Homemade Cranberry Sauce Recipe

Emily Hartwell
This Homemade Cranberry Sauce is a sweet and tangy side dish perfect for Thanksgiving or any meal. Made with simple ingredients like cranberries, sugar, and citrus, it’s easy to prepare and full of flavor.
Prep Time 5 minutes
Cook Time 15 minutes
Total Time 20 minutes
Course Condiment, Side Dish
Cuisine American
Servings 8 People
Calories 120 kcal

Ingredients
  

  • 12 oz 340 g fresh or frozen cranberries
  • 3/4 cup sugar or honey/maple syrup for a natural sweetener
  • 3/4 cup water or substitute half with orange juice for extra flavor
  • 1 tsp lemon zest optional
  • Pinch of salt
  • Optional mix-ins: 1/2 cup chopped pecans 1/2 tsp cinnamon, 1/2 cup dried cherries or raisins

Instructions
 

Rinse the Cranberries:

  • Pick through cranberries and discard any damaged or soft ones. Rinse well under cold water.

Combine Sugar and Liquid:

  • In a medium saucepan, mix sugar (or sweetener) with water (and orange juice if using). Heat over medium heat until the sugar dissolves.
    water and sugar

Cook Cranberries:

  • Add cranberries to the saucepan. Bring to a gentle boil, then reduce heat and simmer uncovered for 10–15 minutes. Stir occasionally until most berries burst and the sauce thickens.
    Cook Cranberry

Add Flavor:

  • Stir in lemon zest, a pinch of salt, and any optional mix-ins like nuts, dried fruits, or spices. Adjust sweetness to taste.
    add flavors

Cool and Serve:

  • Remove from heat and let cool to room temperature. Refrigerate for at least 1 hour before serving. The sauce will thicken as it cools.
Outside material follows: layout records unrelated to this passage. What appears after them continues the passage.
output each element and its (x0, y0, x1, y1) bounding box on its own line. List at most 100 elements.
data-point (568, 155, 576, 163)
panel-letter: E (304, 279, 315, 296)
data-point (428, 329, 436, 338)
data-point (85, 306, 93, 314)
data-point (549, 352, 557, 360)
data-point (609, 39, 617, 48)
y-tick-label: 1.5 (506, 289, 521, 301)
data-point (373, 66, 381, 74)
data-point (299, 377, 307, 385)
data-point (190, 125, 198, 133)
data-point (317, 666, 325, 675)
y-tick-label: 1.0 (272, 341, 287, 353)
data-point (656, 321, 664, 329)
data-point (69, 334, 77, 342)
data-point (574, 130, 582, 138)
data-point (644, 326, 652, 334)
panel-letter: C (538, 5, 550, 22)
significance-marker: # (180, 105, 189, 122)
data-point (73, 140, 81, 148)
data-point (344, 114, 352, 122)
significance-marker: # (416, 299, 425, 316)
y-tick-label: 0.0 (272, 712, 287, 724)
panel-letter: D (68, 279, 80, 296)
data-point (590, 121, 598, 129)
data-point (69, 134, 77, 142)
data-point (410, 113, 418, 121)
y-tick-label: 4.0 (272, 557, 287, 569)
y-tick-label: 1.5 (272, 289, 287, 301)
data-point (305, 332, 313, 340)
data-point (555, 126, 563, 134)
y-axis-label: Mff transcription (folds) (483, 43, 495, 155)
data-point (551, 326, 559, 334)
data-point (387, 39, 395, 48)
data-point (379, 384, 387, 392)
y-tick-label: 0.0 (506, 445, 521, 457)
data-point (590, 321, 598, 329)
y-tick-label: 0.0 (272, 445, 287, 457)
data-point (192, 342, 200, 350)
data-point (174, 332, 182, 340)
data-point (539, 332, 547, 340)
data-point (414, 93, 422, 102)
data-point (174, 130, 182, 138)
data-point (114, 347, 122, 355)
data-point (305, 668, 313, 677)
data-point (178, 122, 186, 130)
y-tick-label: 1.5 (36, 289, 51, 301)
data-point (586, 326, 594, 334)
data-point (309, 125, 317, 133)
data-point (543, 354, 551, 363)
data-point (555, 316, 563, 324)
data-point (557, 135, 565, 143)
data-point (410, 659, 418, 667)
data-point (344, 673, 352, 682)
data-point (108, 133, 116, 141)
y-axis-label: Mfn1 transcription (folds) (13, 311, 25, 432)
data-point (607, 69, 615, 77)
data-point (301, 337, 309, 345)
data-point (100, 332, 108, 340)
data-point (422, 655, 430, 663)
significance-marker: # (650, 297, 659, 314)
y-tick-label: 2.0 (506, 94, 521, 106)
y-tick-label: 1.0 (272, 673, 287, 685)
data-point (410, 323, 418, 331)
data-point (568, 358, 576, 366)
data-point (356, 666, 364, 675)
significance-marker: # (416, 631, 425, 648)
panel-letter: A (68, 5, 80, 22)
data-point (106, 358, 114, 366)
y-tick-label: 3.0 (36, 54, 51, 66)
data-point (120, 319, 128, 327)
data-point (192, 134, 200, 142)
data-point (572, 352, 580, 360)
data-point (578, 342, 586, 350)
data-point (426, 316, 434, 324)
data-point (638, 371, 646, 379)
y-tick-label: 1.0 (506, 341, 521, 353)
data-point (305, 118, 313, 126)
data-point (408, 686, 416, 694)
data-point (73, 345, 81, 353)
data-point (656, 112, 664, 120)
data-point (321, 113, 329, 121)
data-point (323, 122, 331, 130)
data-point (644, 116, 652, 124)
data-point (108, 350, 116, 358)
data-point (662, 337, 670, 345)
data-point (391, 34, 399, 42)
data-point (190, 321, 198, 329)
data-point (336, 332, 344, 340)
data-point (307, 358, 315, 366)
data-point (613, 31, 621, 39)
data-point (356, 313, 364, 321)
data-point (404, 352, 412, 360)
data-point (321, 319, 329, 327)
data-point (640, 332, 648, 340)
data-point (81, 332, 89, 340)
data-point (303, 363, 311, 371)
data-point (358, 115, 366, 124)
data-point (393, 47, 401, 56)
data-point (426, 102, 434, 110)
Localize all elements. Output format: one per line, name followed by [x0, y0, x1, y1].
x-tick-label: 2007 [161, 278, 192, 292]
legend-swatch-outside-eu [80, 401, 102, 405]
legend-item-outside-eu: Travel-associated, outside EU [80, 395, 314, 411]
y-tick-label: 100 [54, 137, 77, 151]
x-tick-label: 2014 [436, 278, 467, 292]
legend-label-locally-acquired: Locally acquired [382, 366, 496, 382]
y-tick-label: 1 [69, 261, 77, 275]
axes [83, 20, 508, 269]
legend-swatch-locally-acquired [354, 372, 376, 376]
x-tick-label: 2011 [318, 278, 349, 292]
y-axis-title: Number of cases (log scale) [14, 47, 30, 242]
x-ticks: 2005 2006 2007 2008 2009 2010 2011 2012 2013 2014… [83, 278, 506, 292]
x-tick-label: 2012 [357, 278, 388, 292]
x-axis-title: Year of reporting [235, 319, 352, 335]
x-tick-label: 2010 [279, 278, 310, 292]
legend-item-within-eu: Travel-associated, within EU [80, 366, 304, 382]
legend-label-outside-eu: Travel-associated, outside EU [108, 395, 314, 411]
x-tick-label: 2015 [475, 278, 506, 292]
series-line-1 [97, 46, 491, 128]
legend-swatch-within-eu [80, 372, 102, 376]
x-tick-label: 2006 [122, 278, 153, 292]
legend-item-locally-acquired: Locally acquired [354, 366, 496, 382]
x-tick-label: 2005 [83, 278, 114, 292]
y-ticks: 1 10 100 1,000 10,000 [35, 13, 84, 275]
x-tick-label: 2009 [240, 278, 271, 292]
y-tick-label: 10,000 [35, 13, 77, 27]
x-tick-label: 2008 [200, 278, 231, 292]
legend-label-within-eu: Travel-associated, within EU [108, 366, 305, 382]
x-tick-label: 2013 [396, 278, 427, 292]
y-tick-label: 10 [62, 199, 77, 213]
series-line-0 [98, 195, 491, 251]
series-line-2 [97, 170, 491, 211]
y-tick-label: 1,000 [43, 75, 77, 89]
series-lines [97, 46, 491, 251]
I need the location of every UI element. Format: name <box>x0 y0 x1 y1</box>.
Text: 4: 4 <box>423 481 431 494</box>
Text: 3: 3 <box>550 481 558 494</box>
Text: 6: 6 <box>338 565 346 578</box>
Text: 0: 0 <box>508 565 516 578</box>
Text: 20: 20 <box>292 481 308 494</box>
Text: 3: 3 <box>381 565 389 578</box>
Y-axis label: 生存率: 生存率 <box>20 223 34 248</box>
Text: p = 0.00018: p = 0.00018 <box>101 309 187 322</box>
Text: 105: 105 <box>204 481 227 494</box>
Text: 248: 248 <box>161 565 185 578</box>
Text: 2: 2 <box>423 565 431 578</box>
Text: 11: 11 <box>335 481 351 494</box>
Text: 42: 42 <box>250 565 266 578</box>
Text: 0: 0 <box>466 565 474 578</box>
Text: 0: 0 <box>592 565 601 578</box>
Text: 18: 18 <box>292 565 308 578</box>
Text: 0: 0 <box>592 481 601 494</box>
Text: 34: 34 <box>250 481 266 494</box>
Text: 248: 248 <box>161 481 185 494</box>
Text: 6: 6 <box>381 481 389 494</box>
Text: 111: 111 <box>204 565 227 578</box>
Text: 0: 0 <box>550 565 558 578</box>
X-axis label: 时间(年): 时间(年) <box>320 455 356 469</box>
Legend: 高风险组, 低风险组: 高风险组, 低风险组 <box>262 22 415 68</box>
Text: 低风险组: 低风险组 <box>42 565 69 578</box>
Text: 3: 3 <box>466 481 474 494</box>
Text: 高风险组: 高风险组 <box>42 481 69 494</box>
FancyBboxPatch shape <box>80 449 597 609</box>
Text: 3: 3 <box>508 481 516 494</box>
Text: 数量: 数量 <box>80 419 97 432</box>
Serve with turkey, chicken, or your favorite dishes.
    Homemade Cranberry Sauce

Notes

Tips & Variations:

  • Fruit Twists: Add orange slices, blueberries, or cranberries for a different flavor.
  • Spice it Up: A pinch of cinnamon, nutmeg, or allspice adds warmth.
  • Sweetener Alternatives: Use coconut sugar, honey, or maple syrup instead of white sugar for a healthier option.
  • Storage: Keep in an airtight container in the fridge for up to 1 week or freeze up to 3 months.